In essence, the TVA “thumbed their nose at EPA’s comments,” said Pat Parenteau, an emeritus professor specializing in environmental law at the Vermont Law and Graduate School. The TVA provides power to about 10 million customers in parts of seven southern states.

The EPA had recommended integrating a combination of renewables, like wind and solar, along with projects that reduce the overall demand for electricity, like energy efficiency, to replace the mammoth aging coal plant near Cumberland City. Instead, TVA’s analysis of alternatives compared only new gas plants to a massive array of solar and battery storage.

TVA’s environmental impact statement confirmed a new combined-cycle gas plant will release earth-warming carbon dioxide and methane pollution for decades to come. However, the utility found the solar and battery option would take too long to build and cost $1.8 billion more than a new gas plant. The TVA also stated greenhouse gas effects from the two options would be “relatively close.”

The EPA took issue with TVA’s conclusions, saying the utility relied on misleading comparisons and inaccurate economic data. The environmental agency also noted the TVA could be left with “stranded assets” in the form of a plant it has to stop using before it has recuperated the cost of building. As for the environmental impacts, the utility’s own analysis results in a $3 billion savings with the solar option over the 30-year life of the project, according to the EPA.

EPA’s decision not to take further action smacks of politics, Parenteau said.

“We know that the Biden administration is schizophrenic on gas,” he said, noting large gas exports under Biden and high rates of oil and gas leasing. “This, of course, is in total contradiction to what he campaigned on. But it does reflect, to be fair, the political reality of the day. It reflects the war in Ukraine. It reflects the prices at the gas pump, it reflects lots of stuff.”

Concerned citizens sent a letter on Jan. 4 to EPA Administrator Michael Regan urging him to refer TVA’s Cumberland Fossil Plant project to the White House Council on Environmental Quality. The Department of the Interior was the last agency to send the council a project in 2016. The EPA hasn’t done it since 1996.

While referrals are rare, they have sometimes resulted in “major changes,” Parenteau said. “The abandonment of the jet port in the Everglades is one of them.”

Instead, the EPA sent a letter to the TVA on Jan. 6 outlining the deficiencies of its final environmental impact statement and urging the utility to address them in its record of decision. Four days later, TVA President and CEO Jeff Lyash issued that record of decision, moving forward with a 1,450-megawatt natural gas plant.

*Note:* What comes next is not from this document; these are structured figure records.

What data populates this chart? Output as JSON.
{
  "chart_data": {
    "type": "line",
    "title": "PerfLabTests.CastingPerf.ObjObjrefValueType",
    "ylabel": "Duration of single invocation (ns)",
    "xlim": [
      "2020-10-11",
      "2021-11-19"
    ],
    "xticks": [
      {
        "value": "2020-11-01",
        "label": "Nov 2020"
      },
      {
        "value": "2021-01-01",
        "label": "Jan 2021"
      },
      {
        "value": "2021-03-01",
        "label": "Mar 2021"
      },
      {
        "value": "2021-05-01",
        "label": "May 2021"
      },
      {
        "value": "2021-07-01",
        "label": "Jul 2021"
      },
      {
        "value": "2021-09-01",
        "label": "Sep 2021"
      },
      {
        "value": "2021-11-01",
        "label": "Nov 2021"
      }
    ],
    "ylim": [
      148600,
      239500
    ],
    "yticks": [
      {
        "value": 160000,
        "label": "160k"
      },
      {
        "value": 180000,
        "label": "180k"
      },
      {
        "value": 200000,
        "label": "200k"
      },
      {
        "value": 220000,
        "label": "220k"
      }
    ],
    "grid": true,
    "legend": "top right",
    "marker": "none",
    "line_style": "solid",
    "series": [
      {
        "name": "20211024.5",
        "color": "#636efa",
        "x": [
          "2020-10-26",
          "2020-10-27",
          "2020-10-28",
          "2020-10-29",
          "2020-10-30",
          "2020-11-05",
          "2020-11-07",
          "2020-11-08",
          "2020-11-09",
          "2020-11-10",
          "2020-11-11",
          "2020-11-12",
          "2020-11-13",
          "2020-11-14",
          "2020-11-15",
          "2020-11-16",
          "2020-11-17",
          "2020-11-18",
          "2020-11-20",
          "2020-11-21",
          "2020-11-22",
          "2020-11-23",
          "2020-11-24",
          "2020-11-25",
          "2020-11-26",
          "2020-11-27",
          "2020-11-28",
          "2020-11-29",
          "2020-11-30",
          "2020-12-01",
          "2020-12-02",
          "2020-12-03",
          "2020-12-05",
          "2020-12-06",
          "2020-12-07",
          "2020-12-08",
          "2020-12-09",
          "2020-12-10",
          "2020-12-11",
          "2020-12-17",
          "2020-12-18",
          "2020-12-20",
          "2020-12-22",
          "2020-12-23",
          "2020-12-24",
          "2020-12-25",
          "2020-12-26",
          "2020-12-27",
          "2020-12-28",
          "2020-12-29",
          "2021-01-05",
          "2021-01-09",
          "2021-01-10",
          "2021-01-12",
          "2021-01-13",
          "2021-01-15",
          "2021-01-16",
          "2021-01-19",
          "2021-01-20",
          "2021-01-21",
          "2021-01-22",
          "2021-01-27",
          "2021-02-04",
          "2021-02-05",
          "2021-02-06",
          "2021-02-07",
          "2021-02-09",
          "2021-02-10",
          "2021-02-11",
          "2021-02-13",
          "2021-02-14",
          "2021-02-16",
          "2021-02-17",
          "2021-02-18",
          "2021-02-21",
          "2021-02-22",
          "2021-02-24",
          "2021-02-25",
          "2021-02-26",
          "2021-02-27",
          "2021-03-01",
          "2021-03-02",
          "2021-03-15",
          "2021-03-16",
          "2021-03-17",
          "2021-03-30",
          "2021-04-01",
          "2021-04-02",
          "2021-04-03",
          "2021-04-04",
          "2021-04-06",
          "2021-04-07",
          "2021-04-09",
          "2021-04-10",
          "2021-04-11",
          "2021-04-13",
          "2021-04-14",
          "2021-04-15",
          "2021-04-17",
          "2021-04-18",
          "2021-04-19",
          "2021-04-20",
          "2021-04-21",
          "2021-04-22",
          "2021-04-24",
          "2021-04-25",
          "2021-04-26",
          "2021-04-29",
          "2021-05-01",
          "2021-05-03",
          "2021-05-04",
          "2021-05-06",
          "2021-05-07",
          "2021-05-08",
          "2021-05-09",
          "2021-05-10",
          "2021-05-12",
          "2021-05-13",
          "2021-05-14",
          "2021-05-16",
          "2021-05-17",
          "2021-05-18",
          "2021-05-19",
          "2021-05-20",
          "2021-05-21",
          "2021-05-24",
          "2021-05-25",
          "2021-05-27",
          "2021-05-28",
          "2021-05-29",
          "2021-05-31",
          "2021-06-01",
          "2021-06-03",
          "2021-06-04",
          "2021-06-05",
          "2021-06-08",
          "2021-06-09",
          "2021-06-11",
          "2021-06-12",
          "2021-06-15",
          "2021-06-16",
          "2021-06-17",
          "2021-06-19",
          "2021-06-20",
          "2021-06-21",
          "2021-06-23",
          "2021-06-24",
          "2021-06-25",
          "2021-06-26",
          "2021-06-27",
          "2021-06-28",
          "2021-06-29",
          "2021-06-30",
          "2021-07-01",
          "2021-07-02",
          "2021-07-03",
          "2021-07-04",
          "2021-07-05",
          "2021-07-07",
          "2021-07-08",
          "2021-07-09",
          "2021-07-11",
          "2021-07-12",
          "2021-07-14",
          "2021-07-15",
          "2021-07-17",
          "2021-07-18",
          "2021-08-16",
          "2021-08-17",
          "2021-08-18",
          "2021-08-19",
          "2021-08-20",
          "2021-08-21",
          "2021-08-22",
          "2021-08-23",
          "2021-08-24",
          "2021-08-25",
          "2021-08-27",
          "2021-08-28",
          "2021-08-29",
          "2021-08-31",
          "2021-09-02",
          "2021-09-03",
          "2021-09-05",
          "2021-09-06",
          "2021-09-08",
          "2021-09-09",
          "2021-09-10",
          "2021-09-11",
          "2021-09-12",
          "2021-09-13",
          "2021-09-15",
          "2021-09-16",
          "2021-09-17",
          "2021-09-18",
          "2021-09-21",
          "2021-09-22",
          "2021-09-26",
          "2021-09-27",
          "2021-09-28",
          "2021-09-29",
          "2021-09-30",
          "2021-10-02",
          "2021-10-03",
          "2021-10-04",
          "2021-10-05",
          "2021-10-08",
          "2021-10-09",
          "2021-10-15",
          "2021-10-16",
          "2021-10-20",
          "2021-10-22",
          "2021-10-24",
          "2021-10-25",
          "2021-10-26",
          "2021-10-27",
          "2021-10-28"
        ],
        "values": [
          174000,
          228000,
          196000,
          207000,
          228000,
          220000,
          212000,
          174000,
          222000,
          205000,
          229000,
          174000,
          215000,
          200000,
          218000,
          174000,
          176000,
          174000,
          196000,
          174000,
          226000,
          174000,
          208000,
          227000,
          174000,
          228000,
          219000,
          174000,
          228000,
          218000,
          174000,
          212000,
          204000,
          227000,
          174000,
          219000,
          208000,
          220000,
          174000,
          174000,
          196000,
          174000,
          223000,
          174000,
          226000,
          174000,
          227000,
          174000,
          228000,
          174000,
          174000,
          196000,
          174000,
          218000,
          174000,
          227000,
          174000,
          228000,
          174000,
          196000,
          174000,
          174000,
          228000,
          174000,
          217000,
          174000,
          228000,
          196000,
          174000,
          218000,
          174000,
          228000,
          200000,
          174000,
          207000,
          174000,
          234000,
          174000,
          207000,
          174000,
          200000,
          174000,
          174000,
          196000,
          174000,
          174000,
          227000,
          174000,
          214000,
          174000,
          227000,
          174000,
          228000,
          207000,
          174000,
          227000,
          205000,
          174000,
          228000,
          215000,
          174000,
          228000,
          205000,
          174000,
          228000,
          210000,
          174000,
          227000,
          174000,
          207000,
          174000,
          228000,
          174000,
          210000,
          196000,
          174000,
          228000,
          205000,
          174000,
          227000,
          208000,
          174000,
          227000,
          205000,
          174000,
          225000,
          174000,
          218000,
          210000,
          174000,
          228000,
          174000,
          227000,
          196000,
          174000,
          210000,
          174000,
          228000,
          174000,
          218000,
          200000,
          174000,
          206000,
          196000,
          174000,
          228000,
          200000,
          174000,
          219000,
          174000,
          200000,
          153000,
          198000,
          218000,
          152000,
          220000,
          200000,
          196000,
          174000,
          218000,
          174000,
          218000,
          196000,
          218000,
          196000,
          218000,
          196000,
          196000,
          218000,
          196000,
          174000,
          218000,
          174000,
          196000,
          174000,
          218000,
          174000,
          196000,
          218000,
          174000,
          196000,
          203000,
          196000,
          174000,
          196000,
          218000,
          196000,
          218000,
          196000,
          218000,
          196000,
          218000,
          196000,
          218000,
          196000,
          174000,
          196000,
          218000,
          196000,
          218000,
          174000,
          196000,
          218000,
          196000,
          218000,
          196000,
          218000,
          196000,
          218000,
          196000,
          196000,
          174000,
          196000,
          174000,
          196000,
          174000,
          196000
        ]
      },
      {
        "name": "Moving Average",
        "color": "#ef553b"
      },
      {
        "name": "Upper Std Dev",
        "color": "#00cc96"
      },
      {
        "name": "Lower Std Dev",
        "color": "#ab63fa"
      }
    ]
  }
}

It once again failed to address EPA’s concerns.

In an email to The Associated Press, EPA spokesperson James Pinkney said the agency carefully considered all available options.

“EPA determined that there were practical and achievable actions TVA could do within its Record of Decision, as well as with future actions, to improve environmental outcomes while meeting its need to retire the Cumberland coal plant,” he wrote.

Critics of TVA’s long-stated preference for gas have accused the utility of not giving serious consideration to other alternatives, as required by the National Environmental Policy Act.

“TVA clearly spent a lot of time and money developing the gas alternative,” said Amanda Garcia, Tennessee director for the Southern Environmental Law Center. “It did not do the same for solar and storage, let alone a range of alternatives like wind, energy efficiency and demand response,” which helps customers change their usage patterns to flatten peak demand periods.

The law center has pointed out that TVA signed contracts with two gas companies months before it completed the environmental impact study that was supposed to guide its decision.

The utility corporation said the contracts were necessary to allow preliminary planning work. They were not binding agreements to choose gas, TVA spokesman Scott Brooks said in an email. They were contingent on TVA’s final fuel decision.

The new gas plant at Cumberland is not yet a done deal. A 32-mile pipeline still needs approval, requiring yet another environmental impact statement. TVA’s board members have remained mum about the project when contacted by the AP.

“It seems to me that enough serious questions have been raised that the new board might want to take a second look at it,” Parenteau said.